Mengenal, memahami, menerima diri dan seluruh trauma masa kecil sehingga memberikan rasa kepercayaan akan menuju arah yang lebih baik merupakan kuncinya. Dengan rasa percaya akan hati dan lingkungan baru yang suportif, serta bantuan dari seorang psikolog akan mempercepat proses penerimaan dan pemulihan diri.

2. Reclaiming

Proses ini memberikan karakter yang baru terhadap seseorang individu setelah fase pemulihan. Menjadi sosok “orangtua” atau “orangbijak” terhadap sisi masa kecil diri sendiri akan mampu melahirkan pemikiran yang protektif serta suportif. Sosok yang kita bangun ini akan merawat masa kecil kita begitu baik, sehingga sosok diri kita sendiri akan melangkah pada jalan yang positif. Menjaga diri, lalu mengenal diri dan melindungi serta suportif akan diri sendiri sungguh diperlukan ketika membangun karakter seperti ini.

Menyayangi dan Lebih Memanusiawi

Lagi-lagi, semua tergantung akan diri kita sendiri.

Diri kita yang suportif, diri kita yang positif, diri kita sendiri yang ditentukan oleh pemikiran kita.

Melangkah menuju arah yang lebih baik adalah kuncinya. Sayangi diri kita sendiri dengan mengembangkan potensi diri dan memberikan tempat yang terbaik untuk kepercayaan hati. Lalu, saling memanusiakan manusia lainnya. Menjadi seseorang yang manusiawi juga tidak ada salahnya.

Bangun relasi positif, percintaan yang baik.
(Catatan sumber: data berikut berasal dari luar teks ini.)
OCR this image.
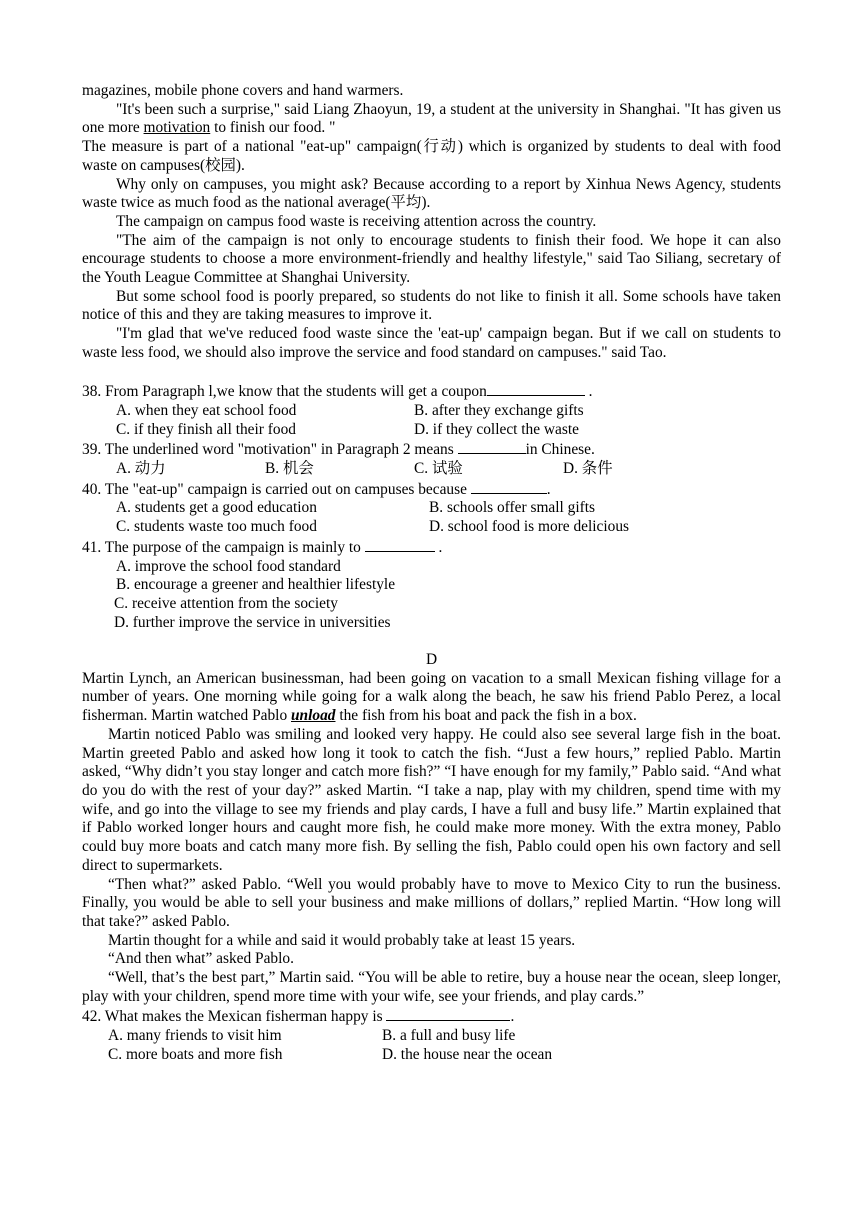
magazines, mobile phone covers and hand warmers.

"It's been such a surprise," said Liang Zhaoyun, 19, a student at the university in Shanghai. "It has given us one more motivation to finish our food. "

The measure is part of a national "eat-up" campaign(行动) which is organized by students to deal with food waste on campuses(校园).

Why only on campuses, you might ask? Because according to a report by Xinhua News Agency, students waste twice as much food as the national average(平均).

The campaign on campus food waste is receiving attention across the country.

"The aim of the campaign is not only to encourage students to finish their food. We hope it can also encourage students to choose a more environment-friendly and healthy lifestyle," said Tao Siliang, secretary of the Youth League Committee at Shanghai University.

But some school food is poorly prepared, so students do not like to finish it all. Some schools have taken notice of this and they are taking measures to improve it.

"I'm glad that we've reduced food waste since the 'eat-up' campaign began. But if we call on students to waste less food, we should also improve the service and food standard on campuses." said Tao.

38. From Paragraph l,we know that the students will get a coupon	.

A. when they eat school food	B. after they exchange gifts
C. if they finish all their food	D. if they collect the waste

39. The underlined word "motivation" in Paragraph 2 means	in Chinese.

A. 动力	B. 机会	C. 试验	D. 条件

40. The "eat-up" campaign is carried out on campuses because	.

A. students get a good education	B. schools offer small gifts
C. students waste too much food	D. school food is more delicious

41. The purpose of the campaign is mainly to	.

A. improve the school food standard
B. encourage a greener and healthier lifestyle
C. receive attention from the society
D. further improve the service in universities

D

Martin Lynch, an American businessman, had been going on vacation to a small Mexican fishing village for a number of years. One morning while going for a walk along the beach, he saw his friend Pablo Perez, a local fisherman. Martin watched Pablo unload the fish from his boat and pack the fish in a box.

Martin noticed Pablo was smiling and looked very happy. He could also see several large fish in the boat. Martin greeted Pablo and asked how long it took to catch the fish. “Just a few hours,” replied Pablo. Martin asked, “Why didn’t you stay longer and catch more fish?” “I have enough for my family,” Pablo said. “And what do you do with the rest of your day?” asked Martin. “I take a nap, play with my children, spend time with my wife, and go into the village to see my friends and play cards, I have a full and busy life.” Martin explained that if Pablo worked longer hours and caught more fish, he could make more money. With the extra money, Pablo could buy more boats and catch many more fish. By selling the fish, Pablo could open his own factory and sell direct to supermarkets.

“Then what?” asked Pablo. “Well you would probably have to move to Mexico City to run the business. Finally, you would be able to sell your business and make millions of dollars,” replied Martin. “How long will that take?” asked Pablo.

Martin thought for a while and said it would probably take at least 15 years.

“And then what” asked Pablo.

“Well, that’s the best part,” Martin said. “You will be able to retire, buy a house near the ocean, sleep longer, play with your children, spend more time with your wife, see your friends, and play cards.”

42. What makes the Mexican fisherman happy is	.

A. many friends to visit him	B. a full and busy life
C. more boats and more fish	D. the house near the ocean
Thankyou sudah membaca and let’s say it one more time, Peace!

Sumber:

Ahmad, A., H., & Chaerunnisa, G. (2023). Hybrid Moving Image as a Medium for Informing Inner Child Trauma for Young Adult. Insitut Teknologi Bandung.

Anggradewi, B. E. T. (2020). Dampak Psikologis Trauma Masa Kanak-kanak pada Remaja. Journal of Counceling and Personal Development, 2(2), 1–7.

Bradshaw, J. (1992). Homecoming: Reclaiming and Healing Your Inner Child. Random House Publishing Group.

Dewi, M., & dkk. (2023). Mengenali Inner Child untuk Berdamai dengan Luka Masa Kecil. Universitas Negeri Makassar.

Mardiyati, I. (2015). Dampak Trauma Kekerasan dalam Rumah Tangga Terhadap Perkembangan Psikis Anak. Jurnal Studi Gender dan Anak, 1(2), 26–35.

Nuroh, S. (2022). Keterkaitan Antara Pola Asuh dan Inner Child Pada Perkembangan Anak Usia Dini: Sebuah Tinjauan Konseptual. Counceling Research and Applications, 2(2), 61–70.

Sjoblom, M., Ohrling, K., Prellwitz, M., & Kostenius, C. (2016). Health throughout the lifespan: The phenomenon of the inner child reflected in events during childhood experienced by older persons. International Journal of Qualitative Studies on Health and Well-Being.